Giovanni è stato realmente un cantastorie del Viceregno napoletano. La sua figura ci riporta indietro nei secoli, quando nelle pubbliche strade risuonavano le “storie di piazza” per voce dei cantori. Giovanni viveva di poesia: il suo unico sostentamento era il ricavato delle sue performances. La sua produzione, tra cui anche il poemetto dedicato alla Basile, è costruita per una reale e successiva declamazione pubblica.

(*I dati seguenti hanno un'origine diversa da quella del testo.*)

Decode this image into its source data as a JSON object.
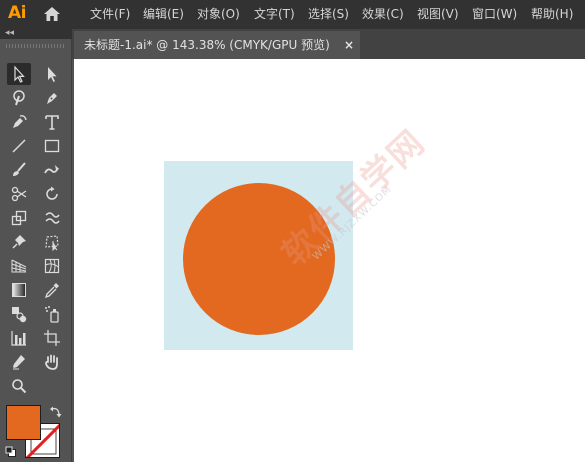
{
  "app": {
    "logo": "Ai"
  },
  "menu": [
    {
      "label": "文件(F)"
    },
    {
      "label": "编辑(E)"
    },
    {
      "label": "对象(O)"
    },
    {
      "label": "文字(T)"
    },
    {
      "label": "选择(S)"
    },
    {
      "label": "效果(C)"
    },
    {
      "label": "视图(V)"
    },
    {
      "label": "窗口(W)"
    },
    {
      "label": "帮助(H)"
    }
  ],
  "document_tab": {
    "title": "未标题-1.ai* @ 143.38% (CMYK/GPU 预览)",
    "close": "×"
  },
  "panel": {
    "collapse": "◂◂"
  },
  "toolbar": {
    "tools": [
      "selection-icon",
      "direct-selection-icon",
      "magic-wand-icon",
      "pen-icon",
      "curvature-icon",
      "type-icon",
      "line-segment-icon",
      "rectangle-icon",
      "paintbrush-icon",
      "shaper-icon",
      "scissors-icon",
      "rotate-icon",
      "scale-icon",
      "warp-icon",
      "puppet-warp-icon",
      "free-transform-icon",
      "perspective-grid-icon",
      "mesh-icon",
      "gradient-icon",
      "eyedropper-icon",
      "blend-icon",
      "symbol-sprayer-icon",
      "column-graph-icon",
      "artboard-icon",
      "slice-icon",
      "hand-icon",
      "zoom-icon"
    ]
  },
  "colors": {
    "fill": "#e2691f",
    "stroke": "none",
    "artboard_bg": "#d2e9ef",
    "circle": "#e2691f",
    "accent_logo": "#ff9a00"
  },
  "watermark": {
    "text": "软件自学网",
    "url": "WWW.RJZXW.COM"
  }
}
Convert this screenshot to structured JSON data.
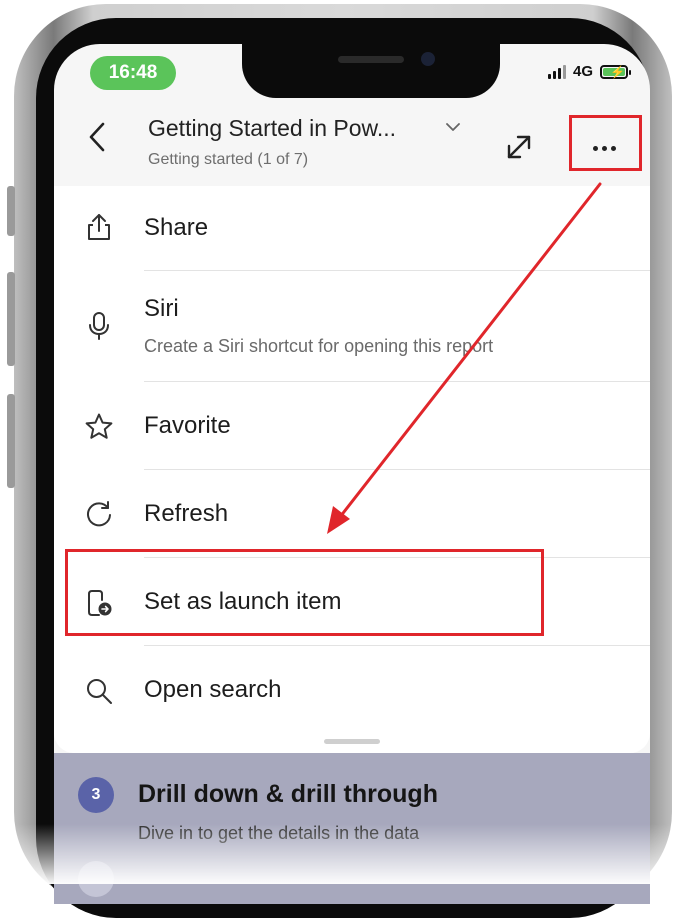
{
  "status_bar": {
    "time": "16:48",
    "network": "4G"
  },
  "header": {
    "title": "Getting Started in Pow...",
    "subtitle": "Getting started (1 of 7)"
  },
  "menu": {
    "items": [
      {
        "label": "Share",
        "icon": "share-icon"
      },
      {
        "label": "Siri",
        "sublabel": "Create a Siri shortcut for opening this report",
        "icon": "microphone-icon"
      },
      {
        "label": "Favorite",
        "icon": "star-icon"
      },
      {
        "label": "Refresh",
        "icon": "refresh-icon"
      },
      {
        "label": "Set as launch item",
        "icon": "launch-item-icon"
      },
      {
        "label": "Open search",
        "icon": "search-icon"
      }
    ]
  },
  "background_steps": [
    {
      "number": "3",
      "title": "Drill down & drill through",
      "description": "Dive in to get the details in the data"
    }
  ],
  "colors": {
    "annotation": "#e0262b",
    "step_badge": "#5a63a8",
    "status_time_bg": "#5bc45a"
  }
}
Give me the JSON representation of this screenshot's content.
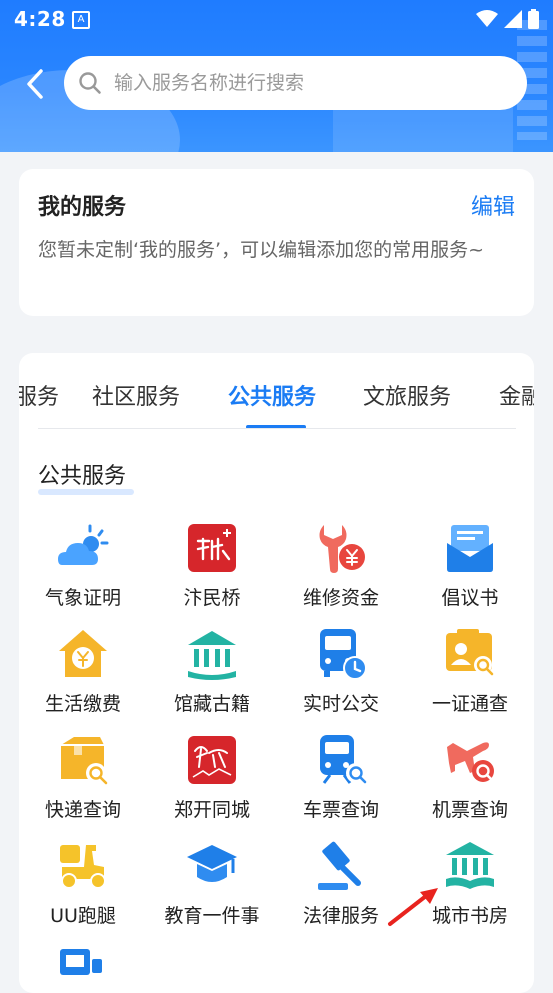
{
  "status_bar": {
    "time": "4:28",
    "notification_icon": "A"
  },
  "search": {
    "placeholder": "输入服务名称进行搜索"
  },
  "my_service": {
    "title": "我的服务",
    "edit_label": "编辑",
    "description": "您暂未定制‘我的服务’，可以编辑添加您的常用服务~"
  },
  "tabs": [
    "服务",
    "社区服务",
    "公共服务",
    "文旅服务",
    "金融"
  ],
  "active_tab": "公共服务",
  "section_title": "公共服务",
  "services": [
    {
      "label": "气象证明",
      "icon": "weather-icon"
    },
    {
      "label": "汴民桥",
      "icon": "bianminqiao-icon"
    },
    {
      "label": "维修资金",
      "icon": "repair-fund-icon"
    },
    {
      "label": "倡议书",
      "icon": "mail-icon"
    },
    {
      "label": "生活缴费",
      "icon": "home-payment-icon"
    },
    {
      "label": "馆藏古籍",
      "icon": "museum-icon"
    },
    {
      "label": "实时公交",
      "icon": "bus-icon"
    },
    {
      "label": "一证通查",
      "icon": "id-card-search-icon"
    },
    {
      "label": "快递查询",
      "icon": "package-search-icon"
    },
    {
      "label": "郑开同城",
      "icon": "zhengkai-icon"
    },
    {
      "label": "车票查询",
      "icon": "train-search-icon"
    },
    {
      "label": "机票查询",
      "icon": "plane-search-icon"
    },
    {
      "label": "UU跑腿",
      "icon": "scooter-icon"
    },
    {
      "label": "教育一件事",
      "icon": "graduation-cap-icon"
    },
    {
      "label": "法律服务",
      "icon": "gavel-icon"
    },
    {
      "label": "城市书房",
      "icon": "library-book-icon"
    }
  ],
  "colors": {
    "header": "#2a86ff",
    "accent": "#1b7cf4",
    "icon_blue": "#2f8cf0",
    "icon_orange": "#f5b52a",
    "icon_red": "#e8463e",
    "icon_teal": "#23b3a3"
  }
}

Il cantore si esibiva nelle piazze, tra i vicoli delle città. Il pubblico, estasiato dalla recitazione dei menestrelli, abili nella declamazione e nella mimica capace di creare l’atmosfera giusta, era invogliato ad acquistarne il racconto sotto forma di libello per una successiva consultazione individuale. Ai fini della vendita, così come si evince dai medesimi versi di altri cantori della tradizione del Viceregno, si faceva leva sui benefici scaturiti dall’acquisto delle storie narrate. Nella declamazione, spesso e volentieri accanto alla bontà dell’ascolto e della personale lettura, i cantori evidenziavano altri vantaggi come la conciliazione al sonno. Il testo, insomma, poteva agevolare il buon riposo e i buoni sogni, vibrando per quello stesso influsso magico individuato da De Martino nella scrittura lucana. Le storie dei cantori rendevano più colorata la grigia e ruvida vita cittadina. Con i loro versi e le loro storie, i menestrelli allietavano i compaesani e li rincuoravano, sollevando al tempo stesso i loro animi. Infatti, la maggior parte dei cantastorie soffriva di qualche forma di invalidità come cecità, zoppia, malformazioni agli arti. Se ciechi, l’attività mnemonica era l’unica consentita per poter lavorare. Infatti, essendo aedi, demandavano tutto alla memoria. Le “storie di piazza” nel tempo s’incentrarono sempre più sul folklore e sul patrimonio fiabesco tradizionale. Questo genere letterario vide il suo apice nell’Ottocento per poi decadere successivamente. La realtà storica della “letteratura di piazza” e dei suoi aedi viene ben descritta da Maurizio Ponticello nella sua opera.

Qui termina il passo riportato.